Crownshaw: I think what we’re going to see is more models having to work together. There’s not going to be one model that does it all; there are going to be many different types of models. Some models handle data, some handle text, some handle images, and some handle audio. They all need to be integrated for richer outputs in terms of how they work.

All of the models are going to get better based on the feedback loops, the retraining that they get, and the data they get access to. That’s going to be an important process for generative AI going forward.

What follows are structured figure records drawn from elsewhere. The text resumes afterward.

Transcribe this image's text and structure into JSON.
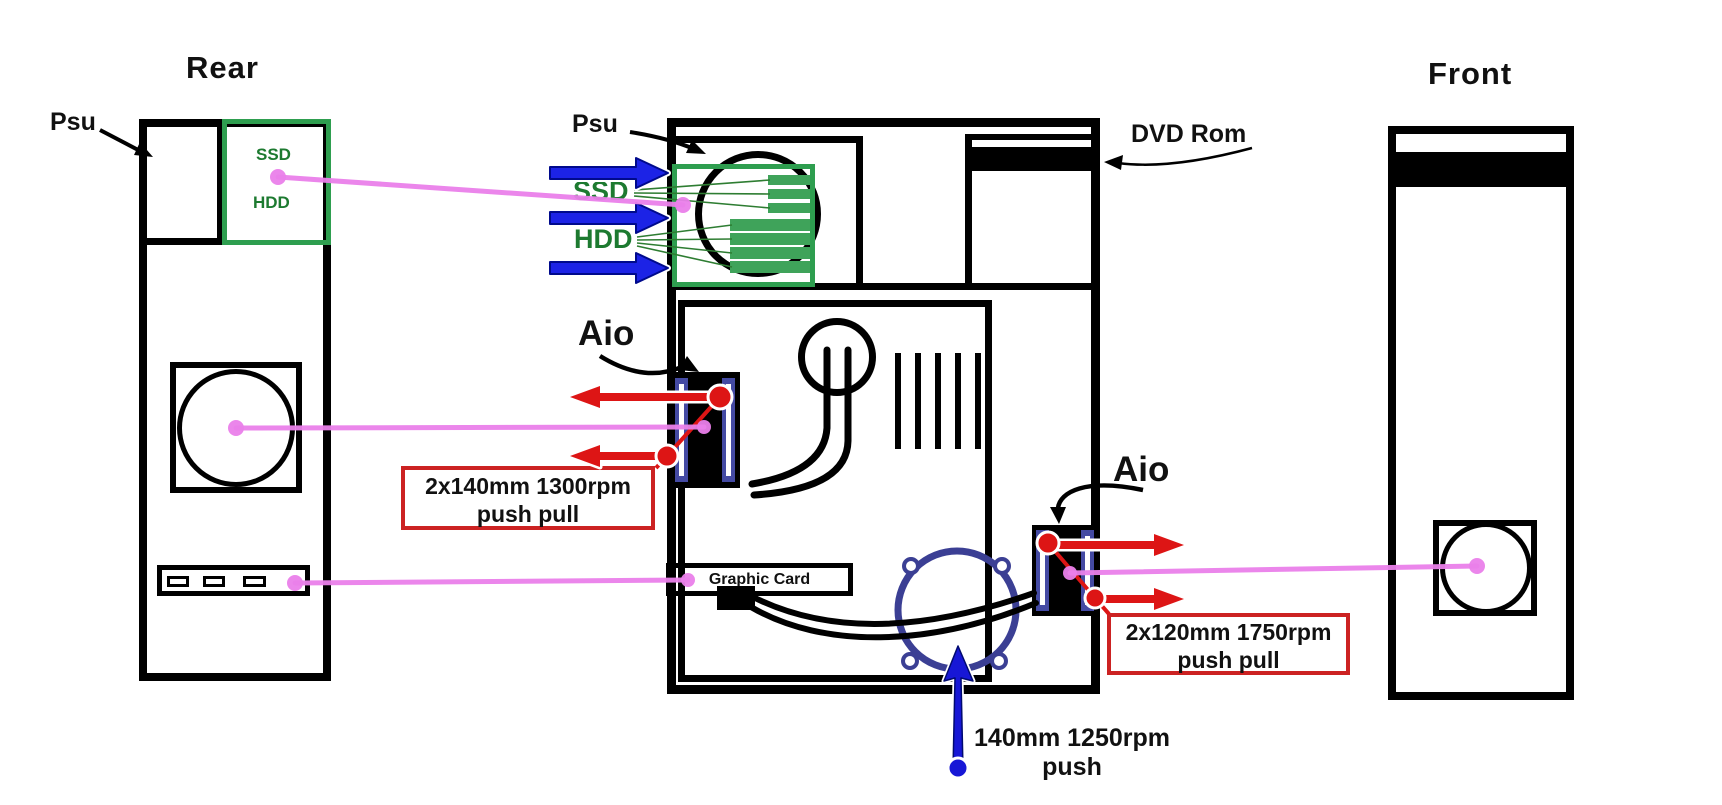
{
  "rear_view": {
    "title": "Rear",
    "psu_label": "Psu",
    "ssd_label": "SSD",
    "hdd_label": "HDD"
  },
  "side_view": {
    "psu_label": "Psu",
    "ssd_label": "SSD",
    "hdd_label": "HDD",
    "dvd_label": "DVD Rom",
    "aio_rear_label": "Aio",
    "aio_front_label": "Aio",
    "graphic_card_label": "Graphic Card"
  },
  "front_view": {
    "title": "Front"
  },
  "fan_specs": {
    "aio_rear": {
      "line1": "2x140mm 1300rpm",
      "line2": "push pull"
    },
    "aio_front": {
      "line1": "2x120mm 1750rpm",
      "line2": "push pull"
    },
    "bottom_fan": {
      "line1": "140mm 1250rpm",
      "line2": "push"
    }
  },
  "colors": {
    "drive_box_green": "#2e9e4f",
    "drive_stripe_green": "#3fa35a",
    "drive_label_green": "#1d7a30",
    "connector_pink": "#ea80ea",
    "airflow_blue": "#1c23e6",
    "airflow_red": "#dd1515",
    "aio_fan_blue": "#444aa3",
    "bottom_fan_blue": "#3b3f94",
    "spec_box_red": "#cc2222"
  }
}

Krefetz: Any closing thoughts?

Crownshaw: I get asked a lot of questions by customers who are thinking about what their pipeline architecture is going to look like. These are the stages to look at for pipeline architecture:

  • Understanding the raw data input and what those model stages might look like
  • Intermediate processing, which consists of outputs from those initial generations that need to be refined
  • The feedback loops, to figure out which models work well together and which ones don’t
  • Cross-model integration, maybe in clean rooms, where different models will generate different outputs.
  • A meta model or aggregation mechanism for synthesizing the final result down to where it’s easy to work through.
  • Finally, the large computational framework that fits around it. For streaming, there are large-scale generative models that require lots of distributed computing environments leveraging GPUs and TPUs or cloud-based platforms like Azure to manage those workloads and enable efficient model training and inference.

I think the independent solution vendors are going to end up having their own little LLMs. You can call those models through different APIs to refine different processes. But I think it’s going to be an interesting next few months in the industry as those models start to come out, and there will be more API calls to make those models available for different processes.